Depth-First Search (DFS) is a fundamental algorithm that Tinkoff interviewers use to assess your grasp of recursion, tree/graph traversal, and systematic problem-solving. With 3 out of their 27 total coding problems tagged as DFS, it's a clearly defined area of focus. Success here demonstrates you can handle the recursive and backtracking logic common in real-world financial and data processing tasks, such as evaluating decision trees, parsing hierarchical data, or exploring state spaces—all relevant to a tech-driven bank.
What to Expect — Types of Problems
Tinkoff's DFS problems typically fall into two categories. First, classic tree traversals: you'll be asked to navigate binary trees or n-ary trees to find paths, calculate sums, or validate properties. These questions test your basic recursive implementation. Second, matrix/grid traversal: these problems involve exploring a 2D grid (like a maze or island map) where DFS is used to mark connected components. This pattern is common in problems about counting regions, finding paths, or modifying cells based on adjacency. Expect the problems to have constraints that make DFS the optimal approach, often involving implicit graphs or recursive exploration without cycles.
How to Prepare — Study Tips with One Code Example
Master the recursive template for DFS and understand its iterative stack-based alternative. Focus on handling base cases, avoiding cycles with visited sets, and returning the correct aggregate value (like a sum, boolean, or list). Practice converting problems into graph traversal—many tree and grid problems are just graphs in disguise.
A key pattern is the DFS skeleton for a binary tree.

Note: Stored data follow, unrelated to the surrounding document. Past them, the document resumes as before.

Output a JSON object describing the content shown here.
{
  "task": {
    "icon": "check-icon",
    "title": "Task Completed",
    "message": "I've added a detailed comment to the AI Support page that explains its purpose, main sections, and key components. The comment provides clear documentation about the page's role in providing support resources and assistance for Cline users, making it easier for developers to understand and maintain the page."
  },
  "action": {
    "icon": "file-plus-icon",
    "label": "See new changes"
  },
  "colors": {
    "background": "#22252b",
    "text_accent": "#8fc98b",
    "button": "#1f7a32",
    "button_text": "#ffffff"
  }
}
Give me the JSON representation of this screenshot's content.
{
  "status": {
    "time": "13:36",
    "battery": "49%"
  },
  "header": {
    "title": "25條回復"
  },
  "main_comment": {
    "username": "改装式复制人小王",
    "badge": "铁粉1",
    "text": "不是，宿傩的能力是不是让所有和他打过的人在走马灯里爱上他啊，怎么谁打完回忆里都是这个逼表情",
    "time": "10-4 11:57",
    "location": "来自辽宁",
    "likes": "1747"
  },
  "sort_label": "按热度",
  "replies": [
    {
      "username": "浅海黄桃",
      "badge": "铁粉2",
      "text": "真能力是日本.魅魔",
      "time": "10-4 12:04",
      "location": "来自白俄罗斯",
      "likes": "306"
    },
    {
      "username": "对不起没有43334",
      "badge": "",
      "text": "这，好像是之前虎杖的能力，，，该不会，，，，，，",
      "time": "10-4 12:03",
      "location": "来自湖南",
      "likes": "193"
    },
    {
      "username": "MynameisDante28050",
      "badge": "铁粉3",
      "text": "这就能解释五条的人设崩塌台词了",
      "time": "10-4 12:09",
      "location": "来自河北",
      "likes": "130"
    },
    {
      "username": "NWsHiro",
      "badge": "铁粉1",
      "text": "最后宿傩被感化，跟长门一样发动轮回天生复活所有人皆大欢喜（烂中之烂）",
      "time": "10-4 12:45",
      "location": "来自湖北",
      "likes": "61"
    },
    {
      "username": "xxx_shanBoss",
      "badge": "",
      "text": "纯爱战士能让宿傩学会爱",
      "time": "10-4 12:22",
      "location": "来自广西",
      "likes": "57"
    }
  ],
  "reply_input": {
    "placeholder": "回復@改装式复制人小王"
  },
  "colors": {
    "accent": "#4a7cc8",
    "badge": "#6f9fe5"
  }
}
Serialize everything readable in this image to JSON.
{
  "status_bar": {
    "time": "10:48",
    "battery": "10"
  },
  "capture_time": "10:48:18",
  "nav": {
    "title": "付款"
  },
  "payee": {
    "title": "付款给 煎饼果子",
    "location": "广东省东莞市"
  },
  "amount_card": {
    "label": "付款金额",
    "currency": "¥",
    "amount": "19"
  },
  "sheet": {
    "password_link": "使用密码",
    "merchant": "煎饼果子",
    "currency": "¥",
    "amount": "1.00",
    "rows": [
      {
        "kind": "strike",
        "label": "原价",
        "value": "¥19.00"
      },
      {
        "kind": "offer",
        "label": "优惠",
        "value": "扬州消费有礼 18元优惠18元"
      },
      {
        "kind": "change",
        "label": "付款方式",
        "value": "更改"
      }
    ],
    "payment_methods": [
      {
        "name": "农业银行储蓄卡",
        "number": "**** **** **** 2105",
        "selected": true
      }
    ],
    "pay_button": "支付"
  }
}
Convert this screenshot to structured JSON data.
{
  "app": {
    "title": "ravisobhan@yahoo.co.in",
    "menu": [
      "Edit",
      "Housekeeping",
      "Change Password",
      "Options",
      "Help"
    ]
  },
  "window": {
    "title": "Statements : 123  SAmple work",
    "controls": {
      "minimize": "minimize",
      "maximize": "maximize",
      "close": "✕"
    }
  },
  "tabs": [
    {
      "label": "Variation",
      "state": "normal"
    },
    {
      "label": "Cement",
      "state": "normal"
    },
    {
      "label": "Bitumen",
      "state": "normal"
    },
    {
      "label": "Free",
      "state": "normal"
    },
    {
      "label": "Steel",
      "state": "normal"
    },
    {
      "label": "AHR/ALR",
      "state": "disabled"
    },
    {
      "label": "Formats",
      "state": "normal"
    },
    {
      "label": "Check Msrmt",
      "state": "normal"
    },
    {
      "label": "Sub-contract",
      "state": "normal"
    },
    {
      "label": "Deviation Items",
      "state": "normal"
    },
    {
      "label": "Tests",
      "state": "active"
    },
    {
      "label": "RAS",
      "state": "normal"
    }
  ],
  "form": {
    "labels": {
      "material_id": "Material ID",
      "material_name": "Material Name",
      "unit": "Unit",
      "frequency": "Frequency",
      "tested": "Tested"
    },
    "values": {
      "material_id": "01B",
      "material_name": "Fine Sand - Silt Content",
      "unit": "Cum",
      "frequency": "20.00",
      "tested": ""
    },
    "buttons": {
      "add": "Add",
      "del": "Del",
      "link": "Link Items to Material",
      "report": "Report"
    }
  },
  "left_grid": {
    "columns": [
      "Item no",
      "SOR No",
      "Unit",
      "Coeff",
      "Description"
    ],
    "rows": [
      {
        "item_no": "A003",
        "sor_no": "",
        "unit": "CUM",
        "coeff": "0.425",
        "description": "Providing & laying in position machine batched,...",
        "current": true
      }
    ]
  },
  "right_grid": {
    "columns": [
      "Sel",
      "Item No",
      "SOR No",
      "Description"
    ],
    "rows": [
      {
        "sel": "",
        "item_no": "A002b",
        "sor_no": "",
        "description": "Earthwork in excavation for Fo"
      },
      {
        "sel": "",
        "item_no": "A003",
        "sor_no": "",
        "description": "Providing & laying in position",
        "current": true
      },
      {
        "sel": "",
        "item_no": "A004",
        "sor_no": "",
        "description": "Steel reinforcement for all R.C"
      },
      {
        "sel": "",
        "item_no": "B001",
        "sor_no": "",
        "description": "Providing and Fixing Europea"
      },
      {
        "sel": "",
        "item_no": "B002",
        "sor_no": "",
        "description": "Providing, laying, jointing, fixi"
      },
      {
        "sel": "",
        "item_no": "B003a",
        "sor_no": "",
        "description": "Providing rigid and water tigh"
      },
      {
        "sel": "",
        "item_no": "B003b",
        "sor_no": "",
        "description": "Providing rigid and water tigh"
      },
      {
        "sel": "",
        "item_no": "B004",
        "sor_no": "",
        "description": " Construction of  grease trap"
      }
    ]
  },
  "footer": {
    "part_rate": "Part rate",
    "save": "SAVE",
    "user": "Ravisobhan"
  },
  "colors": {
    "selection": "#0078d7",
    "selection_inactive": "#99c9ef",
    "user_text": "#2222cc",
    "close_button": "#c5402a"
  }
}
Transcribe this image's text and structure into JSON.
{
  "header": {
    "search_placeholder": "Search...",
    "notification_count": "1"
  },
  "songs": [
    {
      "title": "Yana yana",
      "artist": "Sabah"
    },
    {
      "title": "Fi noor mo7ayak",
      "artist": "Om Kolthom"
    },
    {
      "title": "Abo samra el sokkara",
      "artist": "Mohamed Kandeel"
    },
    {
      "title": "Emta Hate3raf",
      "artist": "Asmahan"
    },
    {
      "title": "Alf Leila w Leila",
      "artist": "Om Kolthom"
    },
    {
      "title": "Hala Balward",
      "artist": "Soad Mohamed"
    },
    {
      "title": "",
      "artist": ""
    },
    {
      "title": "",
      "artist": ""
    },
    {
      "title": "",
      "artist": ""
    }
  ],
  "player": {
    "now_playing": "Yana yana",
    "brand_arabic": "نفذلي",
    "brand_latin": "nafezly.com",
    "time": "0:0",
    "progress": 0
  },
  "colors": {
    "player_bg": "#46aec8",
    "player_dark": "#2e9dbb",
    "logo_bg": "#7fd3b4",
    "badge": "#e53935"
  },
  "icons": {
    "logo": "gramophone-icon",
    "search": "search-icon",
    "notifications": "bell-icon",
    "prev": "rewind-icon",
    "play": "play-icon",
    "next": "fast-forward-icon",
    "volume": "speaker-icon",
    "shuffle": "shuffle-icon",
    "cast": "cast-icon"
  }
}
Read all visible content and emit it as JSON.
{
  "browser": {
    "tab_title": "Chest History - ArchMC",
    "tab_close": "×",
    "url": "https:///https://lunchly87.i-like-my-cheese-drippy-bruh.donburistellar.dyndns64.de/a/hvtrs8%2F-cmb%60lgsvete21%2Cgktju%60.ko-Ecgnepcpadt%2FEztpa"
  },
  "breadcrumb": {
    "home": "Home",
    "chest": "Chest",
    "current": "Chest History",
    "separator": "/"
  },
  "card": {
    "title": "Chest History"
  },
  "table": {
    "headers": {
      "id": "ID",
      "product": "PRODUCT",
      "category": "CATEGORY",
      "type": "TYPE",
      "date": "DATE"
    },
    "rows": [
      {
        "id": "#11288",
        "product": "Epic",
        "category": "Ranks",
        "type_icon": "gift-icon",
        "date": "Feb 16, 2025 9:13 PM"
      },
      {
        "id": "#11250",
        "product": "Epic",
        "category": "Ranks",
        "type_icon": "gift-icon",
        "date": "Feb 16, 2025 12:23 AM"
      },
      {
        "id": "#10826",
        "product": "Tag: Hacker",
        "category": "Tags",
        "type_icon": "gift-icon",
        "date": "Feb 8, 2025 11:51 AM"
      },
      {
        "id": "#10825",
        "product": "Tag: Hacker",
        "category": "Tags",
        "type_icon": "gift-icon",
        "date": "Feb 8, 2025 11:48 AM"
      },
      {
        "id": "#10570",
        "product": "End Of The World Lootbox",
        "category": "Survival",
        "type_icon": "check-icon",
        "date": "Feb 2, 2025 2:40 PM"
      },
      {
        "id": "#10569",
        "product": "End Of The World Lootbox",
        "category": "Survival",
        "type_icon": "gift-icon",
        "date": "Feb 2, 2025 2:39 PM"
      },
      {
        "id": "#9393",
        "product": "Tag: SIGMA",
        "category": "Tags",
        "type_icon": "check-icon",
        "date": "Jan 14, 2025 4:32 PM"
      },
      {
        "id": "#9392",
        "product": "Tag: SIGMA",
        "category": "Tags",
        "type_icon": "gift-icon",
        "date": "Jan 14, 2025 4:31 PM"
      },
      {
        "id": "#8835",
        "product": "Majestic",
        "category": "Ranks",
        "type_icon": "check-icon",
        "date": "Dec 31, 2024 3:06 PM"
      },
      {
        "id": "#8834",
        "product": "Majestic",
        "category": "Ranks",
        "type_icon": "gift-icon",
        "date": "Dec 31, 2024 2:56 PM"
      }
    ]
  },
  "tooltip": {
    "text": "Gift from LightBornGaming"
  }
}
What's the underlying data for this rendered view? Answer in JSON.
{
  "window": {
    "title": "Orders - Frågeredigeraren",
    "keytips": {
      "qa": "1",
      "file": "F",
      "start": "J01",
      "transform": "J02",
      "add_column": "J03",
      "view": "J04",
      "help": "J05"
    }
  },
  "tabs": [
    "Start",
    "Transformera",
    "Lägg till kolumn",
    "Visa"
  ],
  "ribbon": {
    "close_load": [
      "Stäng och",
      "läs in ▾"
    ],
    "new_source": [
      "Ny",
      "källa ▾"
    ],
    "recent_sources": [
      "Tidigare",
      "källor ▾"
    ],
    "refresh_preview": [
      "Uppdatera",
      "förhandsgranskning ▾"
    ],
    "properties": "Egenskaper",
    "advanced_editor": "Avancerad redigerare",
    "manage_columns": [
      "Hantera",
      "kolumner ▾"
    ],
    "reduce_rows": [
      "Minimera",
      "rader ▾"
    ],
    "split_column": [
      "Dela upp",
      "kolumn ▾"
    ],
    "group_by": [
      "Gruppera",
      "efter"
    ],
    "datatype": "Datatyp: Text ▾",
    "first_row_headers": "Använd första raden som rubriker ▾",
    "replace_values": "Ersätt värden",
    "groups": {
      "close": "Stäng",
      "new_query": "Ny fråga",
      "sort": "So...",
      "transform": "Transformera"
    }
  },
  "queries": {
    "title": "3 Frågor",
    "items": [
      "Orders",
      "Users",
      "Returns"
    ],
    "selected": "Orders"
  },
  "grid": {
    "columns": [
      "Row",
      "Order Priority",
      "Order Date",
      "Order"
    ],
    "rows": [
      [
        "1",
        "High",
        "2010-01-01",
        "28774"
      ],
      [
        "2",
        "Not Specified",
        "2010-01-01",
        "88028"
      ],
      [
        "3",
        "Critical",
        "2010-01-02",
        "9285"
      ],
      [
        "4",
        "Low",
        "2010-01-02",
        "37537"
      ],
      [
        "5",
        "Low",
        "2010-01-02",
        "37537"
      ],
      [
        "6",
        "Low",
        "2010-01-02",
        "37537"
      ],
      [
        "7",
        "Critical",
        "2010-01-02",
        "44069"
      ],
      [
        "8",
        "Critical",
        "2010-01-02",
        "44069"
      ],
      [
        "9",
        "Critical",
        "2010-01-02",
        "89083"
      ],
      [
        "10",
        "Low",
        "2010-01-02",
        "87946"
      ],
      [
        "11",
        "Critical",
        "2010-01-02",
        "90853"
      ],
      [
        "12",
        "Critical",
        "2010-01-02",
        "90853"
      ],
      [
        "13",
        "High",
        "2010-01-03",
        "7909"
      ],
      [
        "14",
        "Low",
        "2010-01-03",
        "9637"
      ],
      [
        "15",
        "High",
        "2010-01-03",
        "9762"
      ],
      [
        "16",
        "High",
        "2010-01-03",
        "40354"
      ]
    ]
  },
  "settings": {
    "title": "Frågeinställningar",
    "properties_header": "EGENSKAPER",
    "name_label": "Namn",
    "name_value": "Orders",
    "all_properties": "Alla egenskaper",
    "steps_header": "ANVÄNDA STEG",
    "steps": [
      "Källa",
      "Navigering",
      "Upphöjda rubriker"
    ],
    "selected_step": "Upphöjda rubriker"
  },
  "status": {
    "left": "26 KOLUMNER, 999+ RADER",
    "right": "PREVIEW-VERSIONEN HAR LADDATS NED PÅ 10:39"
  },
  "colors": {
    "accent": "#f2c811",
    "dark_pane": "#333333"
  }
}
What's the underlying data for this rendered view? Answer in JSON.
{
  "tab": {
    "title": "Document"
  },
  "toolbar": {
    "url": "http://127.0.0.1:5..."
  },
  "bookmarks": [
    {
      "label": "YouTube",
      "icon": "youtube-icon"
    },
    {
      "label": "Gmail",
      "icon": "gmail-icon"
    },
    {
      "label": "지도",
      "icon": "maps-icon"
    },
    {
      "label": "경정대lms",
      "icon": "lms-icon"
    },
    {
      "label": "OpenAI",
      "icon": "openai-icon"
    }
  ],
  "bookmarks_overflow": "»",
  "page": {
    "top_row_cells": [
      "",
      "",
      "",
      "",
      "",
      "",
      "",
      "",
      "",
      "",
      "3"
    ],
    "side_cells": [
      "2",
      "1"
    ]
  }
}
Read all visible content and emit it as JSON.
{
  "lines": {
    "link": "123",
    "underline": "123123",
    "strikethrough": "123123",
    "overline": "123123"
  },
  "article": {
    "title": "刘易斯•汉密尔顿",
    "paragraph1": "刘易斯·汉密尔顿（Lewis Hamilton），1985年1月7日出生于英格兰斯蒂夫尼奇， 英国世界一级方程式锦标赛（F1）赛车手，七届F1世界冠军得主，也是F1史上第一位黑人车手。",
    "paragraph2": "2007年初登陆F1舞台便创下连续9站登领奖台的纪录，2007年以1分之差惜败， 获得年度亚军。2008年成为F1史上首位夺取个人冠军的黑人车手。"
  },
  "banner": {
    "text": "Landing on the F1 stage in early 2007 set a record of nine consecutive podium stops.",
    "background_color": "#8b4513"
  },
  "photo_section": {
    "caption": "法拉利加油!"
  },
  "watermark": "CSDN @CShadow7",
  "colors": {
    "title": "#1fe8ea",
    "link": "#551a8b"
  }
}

This template is the foundation for most tree problems.
def dfs_tree(node):
if not node:
return
# Pre-order processing here
dfs_tree(node.left)
# In-order processing here (for BST)
dfs_tree(node.right)
# Post-order processing here
For grid DFS, modify this to track visited cells and explore four directions. Always practice writing this from memory.
Recommended Practice Order
Start with basic tree traversal (pre-order, in-order, post-order) to build recursive intuition. Move to simple path-sum problems in trees. Then, tackle grid-based DFS (number of islands, flood fill). Finally, practice backtracking problems (like pathfinding or permutations) which are DFS with state resetting. This order builds complexity gradually, ensuring you internalize the pattern before adding layers like memoization or pruning.